By Owen Boss
Staff Writer
As hospitals and clinics across the Valley continue administering the few swine flu vaccinations available to the area's highest-risk residents, including infants, pregnant women and frontline health care workers - the question on everyone's mind seems to be: when will vaccines be made available to the general public?
The answer: when larger shipments from the nation's Center for Disease Control reach the state's Department of Public Health and those residents with chronic underlying conditions such as asthma, leukemia and cystic fibrosis have already been vaccinated.
According to the Center for Disease Control's Web site, which is updated daily, of the 16.8 million doses of H1N1 vaccine shipped to hospitals across the country, 404,500 have landed in the Bay State. Although the federal government originally called for 200 million vaccines for the country's estimated 300 million residents, production has been slower than expected.
Sheila Streeter, operations manager for Northampton Area Pediatrics, which will hold two walk-in vaccination clinics this weekend for asthmatic children ages 6 months to 3 years old, said she was wary of specifying how many doses of H1N1 vaccine they currently have because of increasing demand.
"I would rather not say the number. We have to try to do this in a controlled fashion and we only have so much vaccine," Streeter said. "If we run out and there are still patients, we are going to end up having to close the clinic."

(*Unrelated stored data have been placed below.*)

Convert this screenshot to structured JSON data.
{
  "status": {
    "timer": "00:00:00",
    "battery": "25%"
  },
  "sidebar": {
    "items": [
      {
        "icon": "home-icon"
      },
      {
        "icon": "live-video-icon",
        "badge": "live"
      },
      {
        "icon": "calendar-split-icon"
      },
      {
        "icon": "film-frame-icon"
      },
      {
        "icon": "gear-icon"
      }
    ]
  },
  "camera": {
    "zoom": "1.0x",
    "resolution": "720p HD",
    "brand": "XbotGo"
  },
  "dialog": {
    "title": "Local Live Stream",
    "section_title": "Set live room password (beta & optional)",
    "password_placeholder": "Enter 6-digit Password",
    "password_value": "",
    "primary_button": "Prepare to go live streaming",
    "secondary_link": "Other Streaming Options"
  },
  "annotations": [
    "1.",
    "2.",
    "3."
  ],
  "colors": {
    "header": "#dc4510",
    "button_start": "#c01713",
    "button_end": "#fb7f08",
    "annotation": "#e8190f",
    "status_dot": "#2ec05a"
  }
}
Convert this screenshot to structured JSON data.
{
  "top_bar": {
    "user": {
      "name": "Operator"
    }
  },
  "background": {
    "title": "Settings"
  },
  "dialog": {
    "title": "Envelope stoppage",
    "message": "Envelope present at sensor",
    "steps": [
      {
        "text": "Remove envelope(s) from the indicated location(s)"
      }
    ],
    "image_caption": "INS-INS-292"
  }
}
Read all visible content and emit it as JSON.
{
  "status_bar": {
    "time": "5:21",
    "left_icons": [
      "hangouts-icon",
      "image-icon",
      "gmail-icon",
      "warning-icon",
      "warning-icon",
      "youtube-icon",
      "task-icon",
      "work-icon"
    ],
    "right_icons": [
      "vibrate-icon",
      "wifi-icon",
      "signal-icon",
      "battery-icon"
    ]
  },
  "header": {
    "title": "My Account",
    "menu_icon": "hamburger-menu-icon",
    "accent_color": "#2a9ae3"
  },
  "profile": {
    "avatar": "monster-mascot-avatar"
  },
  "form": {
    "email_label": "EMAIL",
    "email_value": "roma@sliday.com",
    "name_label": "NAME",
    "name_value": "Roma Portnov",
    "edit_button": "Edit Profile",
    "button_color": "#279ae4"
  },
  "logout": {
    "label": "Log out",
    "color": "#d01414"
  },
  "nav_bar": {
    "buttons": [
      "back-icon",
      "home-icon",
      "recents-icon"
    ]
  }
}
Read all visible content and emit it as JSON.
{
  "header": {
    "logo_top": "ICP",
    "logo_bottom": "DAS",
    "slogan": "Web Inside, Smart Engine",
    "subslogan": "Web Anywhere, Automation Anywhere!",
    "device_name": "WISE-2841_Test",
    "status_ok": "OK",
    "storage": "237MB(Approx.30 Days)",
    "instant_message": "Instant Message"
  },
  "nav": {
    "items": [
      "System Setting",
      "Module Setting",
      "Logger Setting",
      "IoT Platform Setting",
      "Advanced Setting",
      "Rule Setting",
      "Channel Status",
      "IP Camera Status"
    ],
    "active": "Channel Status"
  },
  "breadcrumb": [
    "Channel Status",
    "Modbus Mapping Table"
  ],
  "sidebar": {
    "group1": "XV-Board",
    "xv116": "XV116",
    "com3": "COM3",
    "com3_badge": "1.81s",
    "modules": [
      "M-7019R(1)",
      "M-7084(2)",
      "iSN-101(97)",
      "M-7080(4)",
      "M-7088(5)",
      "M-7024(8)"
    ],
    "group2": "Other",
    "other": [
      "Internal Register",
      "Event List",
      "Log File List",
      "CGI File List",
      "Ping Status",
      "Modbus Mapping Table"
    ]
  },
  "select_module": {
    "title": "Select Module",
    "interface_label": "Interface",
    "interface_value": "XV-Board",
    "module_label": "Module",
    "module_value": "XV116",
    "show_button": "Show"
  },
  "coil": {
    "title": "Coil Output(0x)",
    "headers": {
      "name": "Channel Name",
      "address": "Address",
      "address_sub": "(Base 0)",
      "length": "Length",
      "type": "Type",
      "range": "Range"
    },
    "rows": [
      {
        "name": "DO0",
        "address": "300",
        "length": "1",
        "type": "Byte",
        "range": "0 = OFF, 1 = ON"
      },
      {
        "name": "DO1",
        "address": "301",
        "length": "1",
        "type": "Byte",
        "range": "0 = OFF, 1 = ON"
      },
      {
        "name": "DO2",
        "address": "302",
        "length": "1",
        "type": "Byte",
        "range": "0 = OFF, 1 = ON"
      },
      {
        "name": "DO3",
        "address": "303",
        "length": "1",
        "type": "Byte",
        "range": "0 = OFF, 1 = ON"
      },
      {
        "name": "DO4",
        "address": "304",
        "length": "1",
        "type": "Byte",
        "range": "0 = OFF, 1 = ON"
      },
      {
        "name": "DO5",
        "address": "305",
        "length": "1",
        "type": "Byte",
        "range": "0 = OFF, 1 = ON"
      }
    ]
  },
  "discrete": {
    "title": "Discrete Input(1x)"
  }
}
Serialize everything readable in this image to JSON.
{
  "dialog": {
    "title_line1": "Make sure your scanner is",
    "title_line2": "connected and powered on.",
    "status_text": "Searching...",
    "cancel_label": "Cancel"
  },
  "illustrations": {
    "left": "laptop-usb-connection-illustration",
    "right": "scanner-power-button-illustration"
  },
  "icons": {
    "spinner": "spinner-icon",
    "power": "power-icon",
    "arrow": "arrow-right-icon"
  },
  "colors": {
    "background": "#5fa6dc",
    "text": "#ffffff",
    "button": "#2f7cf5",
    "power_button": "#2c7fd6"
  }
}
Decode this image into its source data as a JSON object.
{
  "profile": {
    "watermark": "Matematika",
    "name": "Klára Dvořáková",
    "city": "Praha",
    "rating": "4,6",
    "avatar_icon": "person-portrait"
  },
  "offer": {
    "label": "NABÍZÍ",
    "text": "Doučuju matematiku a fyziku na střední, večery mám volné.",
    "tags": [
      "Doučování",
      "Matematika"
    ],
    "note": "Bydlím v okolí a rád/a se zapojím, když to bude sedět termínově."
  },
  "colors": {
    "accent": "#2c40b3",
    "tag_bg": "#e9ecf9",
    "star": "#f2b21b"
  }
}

Despite the limited amount of vaccine, Streeter said the plan is to continue rolling out clinics as vaccine trickles in. Once all "priority groups" have been vaccinated, those residents without underlying conditions will have their chance.
"As we work through our high-risk patients and more of the vaccine comes in, we will be increasing our clinics and hopefully we will eventually be offering it to all of our patients," she said.
According to a press release from the Amherst Health Department, the town has received 200 doses of H1N1 vaccine, most of which have already been distributed to pediatric and obstetric facilities in town. A portion of the vaccinations, the release states, were reserved for Amherst first-responders, and the town expects to receive another 200 doses in the near future.
Joanne Levin, medical director of infection prevention at Cooley Dickinson Hospital, said the problem with giving residents a specific time line for increased shipments of the vaccine is that area hospitals don't know day-to-day how many doses they will receive.
Levin said Cooley Dickinson reports to the state's Department of Public Health every Monday letting them know how much of the vaccine was used the previous week, and to which age groups it was administered. Based on those totals, she said, the DPH releases a new weekly or biweekly supply.